For that matter, are Harvard University administrators and professors willing to give up their jobs at an institution founded in part by a man who owned slaves because its origin was problematic?
Not likely.
It’s far more satisfying to take the less costly step of tearing down a painting or a statue. And it’s much easier to avoid the complicated fact that so many of these supposedly ignorant and prejudiced people built the very institutions they enjoy today.
In their simplistic thinking, surely those who founded a free republic based on consent, and truly “broke the wheel” of tyranny that had been the norm for virtually all of human history, couldn’t be great if slavery was still a part of their heritage.
But to follow this logic forward, we can’t stop with the Founders.
The over half-million Americans who lost their lives and countless others who risked them to end slavery, the “original sin” of this country, also weren’t so great, you see.
Their skin was generally too fair, their motivations insufficiently pure, and most were undoubtedly homophobes who couldn’t have conceived of modern concepts like gay marriage or a man literally becoming a woman.

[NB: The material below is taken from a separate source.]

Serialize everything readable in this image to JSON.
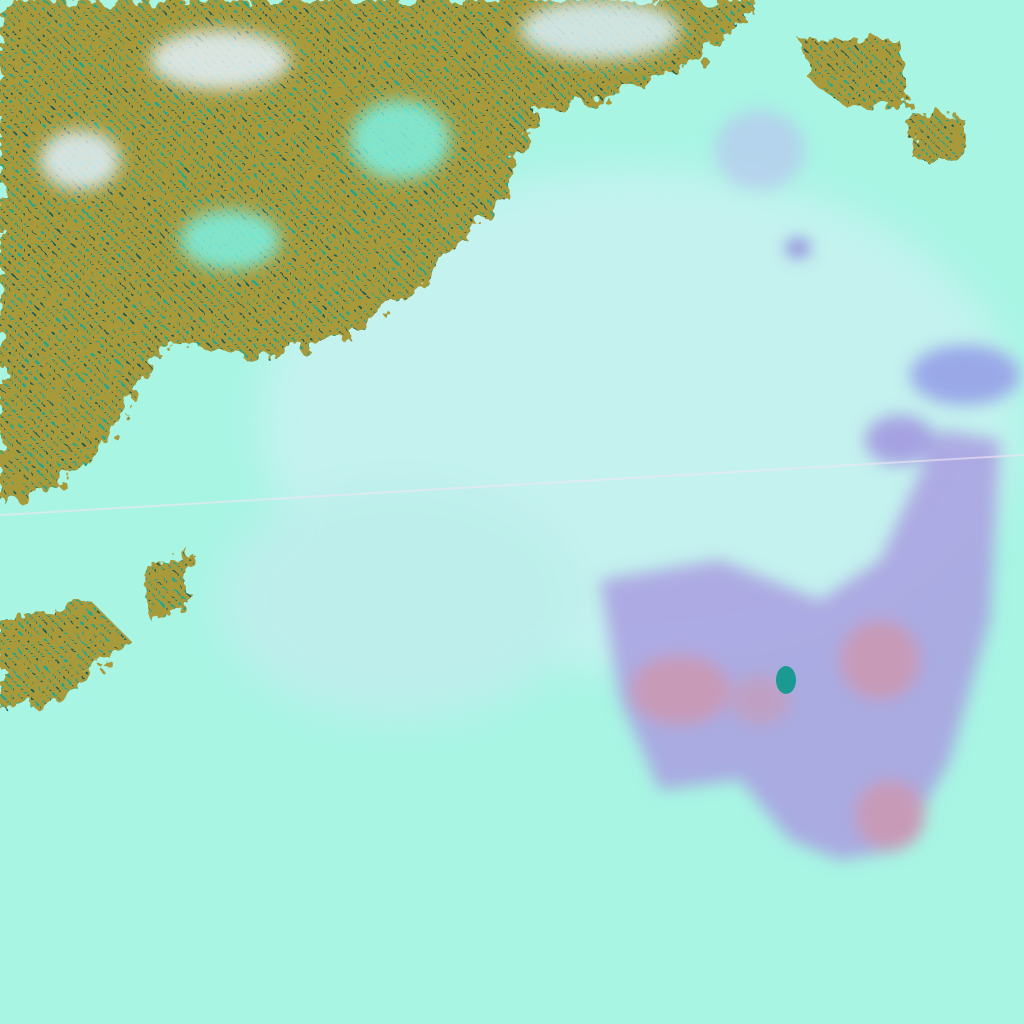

He says the history erasers believe greatness belongs to those who are "woke" [informed] whose hashtag campaigns raise awareness about offensive art and ensure that society conforms to their ever-evolving whims.

But the truth is, those who wage war on America's history are tacitly acknowledging the benefits of living in America, a free country that allows them to pursue their radical activism, even though it is antithetical to the founding ideals that enable free speech.

These movements are forcing politics to infect every corner of our existence, and that weakens this country. It makes us more hateful toward one another and trains us in the un-American notion that to win arguments, we must quash, liquidate, and erase from all memory those we disagree with.
The Washington mural may come down in San Francisco, but the real damage is not being done to the art. It’s being done to the legacy of Washington, to ourselves.
The past is an easy target for iconoclast bullies, but if Americans don’t want them to keep winning, they will have to begin standing up and speaking out against them.
If not, the destruction of our statues and artwork will merely be symbolic of the destruction done to our country at large.

The progressives understand that, and it's why they work tirelessly to erase the past so the public will be misled in the future.

President Teddy Roosevelt said,
"I believe that the more you know about the past, the better you are prepared for the future."

That's the point.

Be Informed. Be Vigilant. Be Discerning. Be Prayerful.